Ante su desesperación, algunos lugareños intentaron con educación, piedras e incluso golpes persuadir al músico para cesar su tormento. Hubo quienes intentaron expulsarlo, destrozar su violín, pero siempre regresaba, parecía un espectro, en silencio y ajeno a las súplicas de los habitantes, como si tocar su violín fuera una obligación divina.

 

En una noche lúgubre, los pueblerinos se juntaron para expresar sus quejas acerca de aquel hombre que perturbaba tanto sus días como sus noches. La frustración e irá eran los invitados especiales esa noche.
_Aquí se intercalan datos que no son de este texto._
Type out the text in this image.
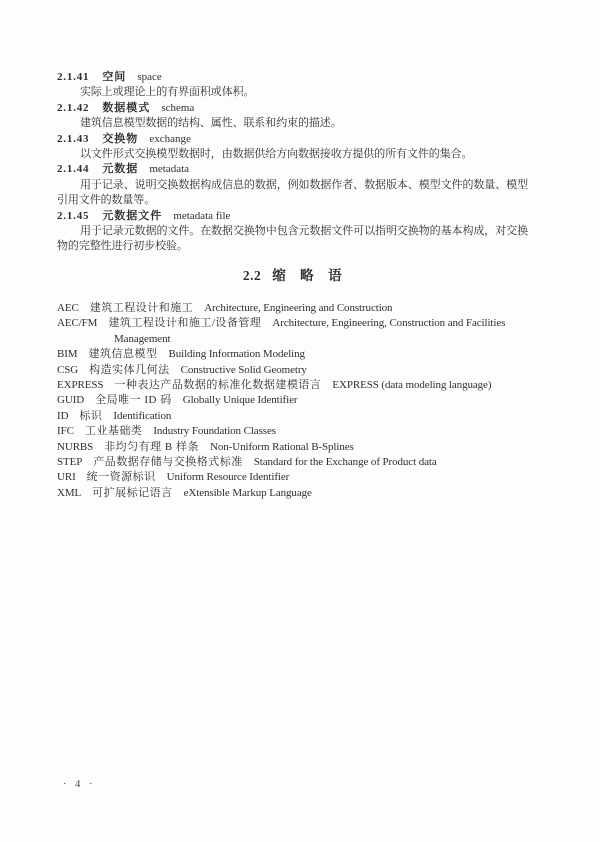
2.1.41 空间 space

实际上或理论上的有界面积或体积。

2.1.42 数据模式 schema

建筑信息模型数据的结构、属性、联系和约束的描述。

2.1.43 交换物 exchange

以文件形式交换模型数据时，由数据供给方向数据接收方提供的所有文件的集合。

2.1.44 元数据 metadata

用于记录、说明交换数据构成信息的数据，例如数据作者、数据版本、模型文件的数量、模型引用文件的数量等。

2.1.45 元数据文件 metadata file

用于记录元数据的文件。在数据交换物中包含元数据文件可以指明交换物的基本构成，对交换物的完整性进行初步校验。

2.2 缩　略　语
AEC 建筑工程设计和施工 Architecture, Engineering and Construction
AEC/FM 建筑工程设计和施工/设备管理 Architecture, Engineering, Construction and Facilities Management
BIM 建筑信息模型 Building Information Modeling
CSG 构造实体几何法 Constructive Solid Geometry
EXPRESS 一种表达产品数据的标准化数据建模语言 EXPRESS (data modeling language)
GUID 全局唯一 ID 码 Globally Unique Identifier
ID 标识 Identification
IFC 工业基础类 Industry Foundation Classes
NURBS 非均匀有理 B 样条 Non-Uniform Rational B-Splines
STEP 产品数据存储与交换格式标准 Standard for the Exchange of Product data
URI 统一资源标识 Uniform Resource Identifier
XML 可扩展标记语言 eXtensible Markup Language
· 4 ·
Concibieron un plan que revelaría la crueldad inherente en la humanidad. Buscaron incansablemente por cada rincón del pueblo, su propósito era vil; deshacerse del violinista ... y lo lograron.

 

A la mañana siguiente, ya no resonaba aquel violín triste, un profundo silencio se extendió por las calles del pueblo, como lo estuvo todos esos años. Con el tiempo, parecía que el pueblo hubiese sido sepultado por ese silencio, las nubes grises regresaron, ya no se escuchaban risas ni enojos, solo un cielo perpetuamente nublado y una pregunta suspendida en el aire: ¿qué buscaba el violinista?